SSD certainly isn't worth it. If anything just get a 6 cell battery. Much cheaper solution. If you can't handle the additional bulk, just deal with the already superb battery life. Pretty safe assumption you aren't getting it for speed. If so, bear in mind, netbooks aren't made for speed.
The laptop's got a 6-cell battery already, and perhaps you're right it's not worth it. What linux is most userfriendly though?
[QUOTE=tobolateV2;24866228](...) I would say that it's not worth it for the SSD unless you want just that little bit extra.[/QUOTE] An SSD is not a "little bit" extra (concerning speed). Its a shitload extra. Even on a netbook the bottleneck is still the storage. @OP: Go with the SSD if you really need the speed. I just can speak for myself because I like my SSD (Windows boots in 15 seconds instead of in 50 and every program in below 1 second). But you won't gain much for powersaving. Sure, it just takes around 75 mW to 150 mW (a 2.5'' mobile drive takes around 1-2W) but the real juicesuckers are the display and CPU. But if you decide to get an SSD, it has to be partitioned with the filesystem clusters matching the erase-blocks (aligned) or your write-speed may drop to half the real speed. Background is, every block (e.g. 4 kB) has to be deleted before even a bit can be written to them. If you have bad alignment, two blocks have to be deleted and rewritten if you change anything in the cluser, because the cluster spans over both eraseblocks.
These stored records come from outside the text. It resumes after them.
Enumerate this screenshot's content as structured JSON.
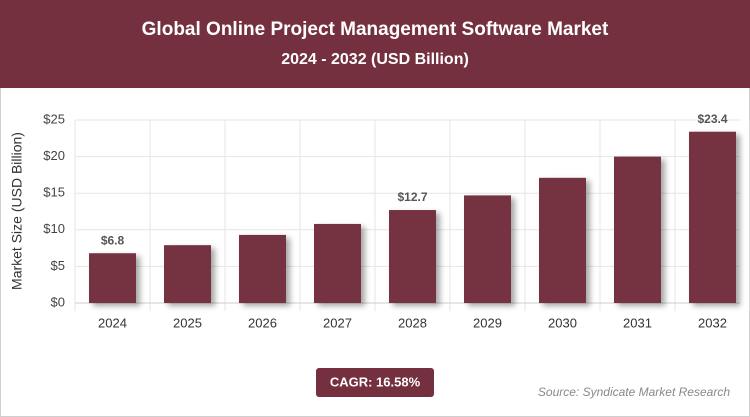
{
  "chart_data": {
    "type": "bar",
    "title": "Global Online Project Management Software Market",
    "subtitle": "2024 - 2032 (USD Billion)",
    "y_axis_label": "Market Size (USD Billion)",
    "categories": [
      "2024",
      "2025",
      "2026",
      "2027",
      "2028",
      "2029",
      "2030",
      "2031",
      "2032"
    ],
    "values": [
      6.8,
      7.9,
      9.3,
      10.8,
      12.7,
      14.7,
      17.1,
      20.0,
      23.4
    ],
    "value_labels": [
      "$6.8",
      null,
      null,
      null,
      "$12.7",
      null,
      null,
      null,
      "$23.4"
    ],
    "color": "#75303f",
    "ylim": [
      0,
      25
    ],
    "yticks": [
      {
        "value": 0,
        "label": "$0"
      },
      {
        "value": 5,
        "label": "$5"
      },
      {
        "value": 10,
        "label": "$10"
      },
      {
        "value": 15,
        "label": "$15"
      },
      {
        "value": 20,
        "label": "$20"
      },
      {
        "value": 25,
        "label": "$25"
      }
    ],
    "grid": true,
    "cagr": "CAGR: 16.58%",
    "source": "Source: Syndicate Market Research"
  }
}
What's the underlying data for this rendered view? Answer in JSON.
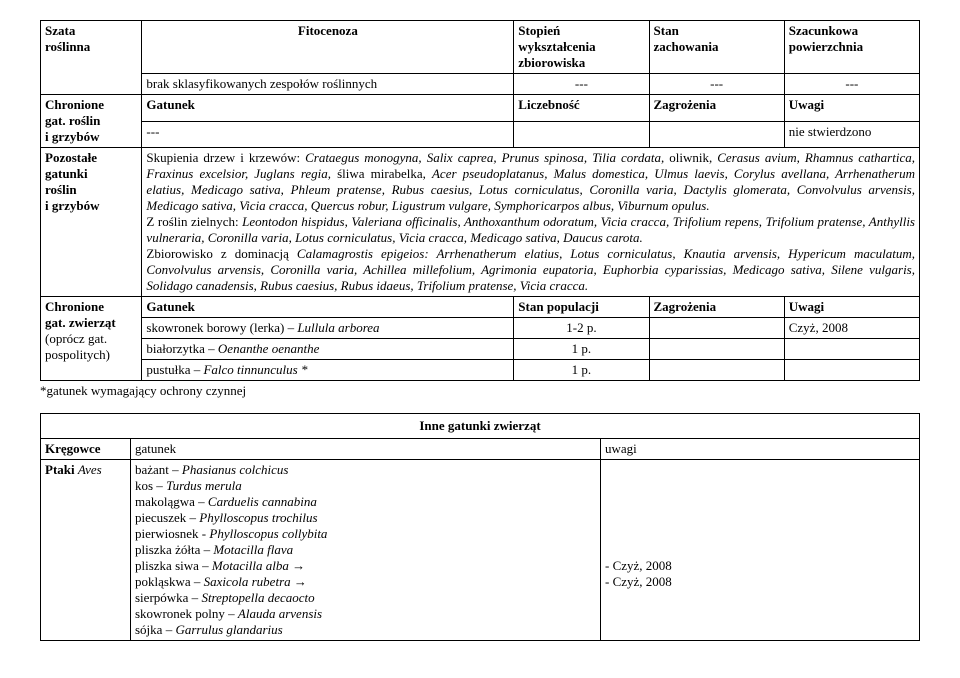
{
  "t1": {
    "r0": {
      "c0": "Szata\nroślinna",
      "c1": "Fitocenoza",
      "c2": "Stopień\nwykształcenia\nzbiorowiska",
      "c3": "Stan\nzachowania",
      "c4": "Szacunkowa\npowierzchnia"
    },
    "r1": {
      "c1": "brak sklasyfikowanych zespołów roślinnych",
      "c2": "---",
      "c3": "---",
      "c4": "---"
    },
    "r2": {
      "c0": "Chronione\ngat. roślin\ni grzybów",
      "c1a": "Gatunek",
      "c1b": "Liczebność",
      "c1c": "Zagrożenia",
      "c1d": "Uwagi"
    },
    "r3": {
      "c1a": "---",
      "c1d": "nie stwierdzono"
    },
    "r4": {
      "c0": "Pozostałe\ngatunki\nroślin\ni grzybów",
      "para1_a": "Skupienia drzew i krzewów: ",
      "para1_b": "Crataegus monogyna, Salix caprea, Prunus spinosa, Tilia cordata, ",
      "para1_c": "oliwnik, ",
      "para1_d": "Cerasus avium, Rhamnus cathartica, Fraxinus excelsior, Juglans regia, ",
      "para1_e": "śliwa mirabelka, ",
      "para1_f": "Acer pseudoplatanus, Malus domestica, Ulmus laevis, Corylus avellana, Arrhenatherum elatius, Medicago sativa, Phleum pratense, Rubus caesius, Lotus corniculatus, Coronilla varia, Dactylis glomerata, Convolvulus arvensis, Medicago sativa, Vicia cracca, Quercus robur, Ligustrum vulgare, Symphoricarpos albus, Viburnum opulus.",
      "para2_a": "Z roślin zielnych: ",
      "para2_b": "Leontodon hispidus, Valeriana officinalis, Anthoxanthum odoratum, Vicia cracca, Trifolium repens, Trifolium pratense, Anthyllis vulneraria, Coronilla varia, Lotus corniculatus, Vicia cracca, Medicago sativa, Daucus carota.",
      "para3_a": "Zbiorowisko z dominacją ",
      "para3_b": "Calamagrostis epigeios: Arrhenatherum elatius, Lotus corniculatus, Knautia arvensis, Hypericum maculatum, Convolvulus arvensis, Coronilla varia, Achillea millefolium, Agrimonia eupatoria, Euphorbia cyparissias, Medicago sativa, Silene vulgaris, Solidago canadensis, Rubus caesius, Rubus idaeus, Trifolium pratense, Vicia cracca."
    },
    "r5": {
      "c0": "Chronione\ngat. zwierząt\n(oprócz gat.\npospolitych)",
      "h1": "Gatunek",
      "h2": "Stan populacji",
      "h3": "Zagrożenia",
      "h4": "Uwagi"
    },
    "r6": {
      "a": "skowronek borowy (lerka) – ",
      "b": "Lullula arborea",
      "c": "1-2 p.",
      "d": "",
      "e": "Czyż, 2008"
    },
    "r7": {
      "a": "białorzytka – ",
      "b": "Oenanthe oenanthe",
      "c": "1 p.",
      "d": "",
      "e": ""
    },
    "r8": {
      "a": "pustułka – ",
      "b": "Falco tinnunculus *",
      "c": "1 p.",
      "d": "",
      "e": ""
    },
    "footnote": "*gatunek wymagający ochrony czynnej"
  },
  "t2": {
    "title": "Inne gatunki zwierząt",
    "r0": {
      "c0": "Kręgowce",
      "c1": "gatunek",
      "c2": "uwagi"
    },
    "r1": {
      "c0a": "Ptaki ",
      "c0b": "Aves",
      "lines": [
        {
          "a": "bażant – ",
          "b": "Phasianus colchicus"
        },
        {
          "a": "kos – ",
          "b": "Turdus merula"
        },
        {
          "a": "makolągwa – ",
          "b": "Carduelis cannabina"
        },
        {
          "a": "piecuszek – ",
          "b": "Phylloscopus trochilus"
        },
        {
          "a": "pierwiosnek - ",
          "b": "Phylloscopus collybita"
        },
        {
          "a": "pliszka żółta – ",
          "b": "Motacilla flava"
        },
        {
          "a": "pliszka siwa – ",
          "b": "Motacilla alba →"
        },
        {
          "a": "pokląskwa – ",
          "b": "Saxicola rubetra →"
        },
        {
          "a": "sierpówka – ",
          "b": "Streptopella decaocto"
        },
        {
          "a": "skowronek polny – ",
          "b": "Alauda arvensis"
        },
        {
          "a": "sójka – ",
          "b": "Garrulus glandarius"
        }
      ],
      "notes": [
        "",
        "",
        "",
        "",
        "",
        "",
        "- Czyż, 2008",
        "- Czyż, 2008",
        "",
        "",
        ""
      ]
    }
  }
}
[QUOTE=Tools;24867639]What linux is most userfriendly though?[/QUOTE] Ubuntu
I too vouch for SSD's being worth it. Don't knock it 'till you try it.
I have an Asus 1005HA with a 250GB HDD, and it still gets ~5.5 hours after one year's use (it got 7.5-8 hours when I first got it). I have an 80GB windows partition, a 60GB Snow Leopard partition, and a 60GB Ubuntu partition, along with a 30GB shared partition and an 8GB backup Leopard partition. All 3 OS's take less than a minute to boot (well, if Windows would boot right now, it would take less than a minute, my bootloader somehow fucked up my Windows MBR) You would probably get quicker load times, but $600 for a netbook just doesn't seem worth it. I got my netbook for $340, and I got a $60 2GB RAM stick. It may be more worth it to find a netbook with an SSD already installed in it?
SSD it is then. Any particular SSD? I wanted the super-past crucial 120GB, but I'm not sure if I'll be able to hook up a SATA 6Gbit/s to the netbook's SATAII 3Gbit/s, if it's compatible.
Generally the SSD with SATA III should be compatible to a SATA II port.
I just got a netbook with a 40GB SSD. It jacked up the price by $120 but a) my parents paid for it and b) I think it will be awesome booting into Ubuntu in seconds on startup.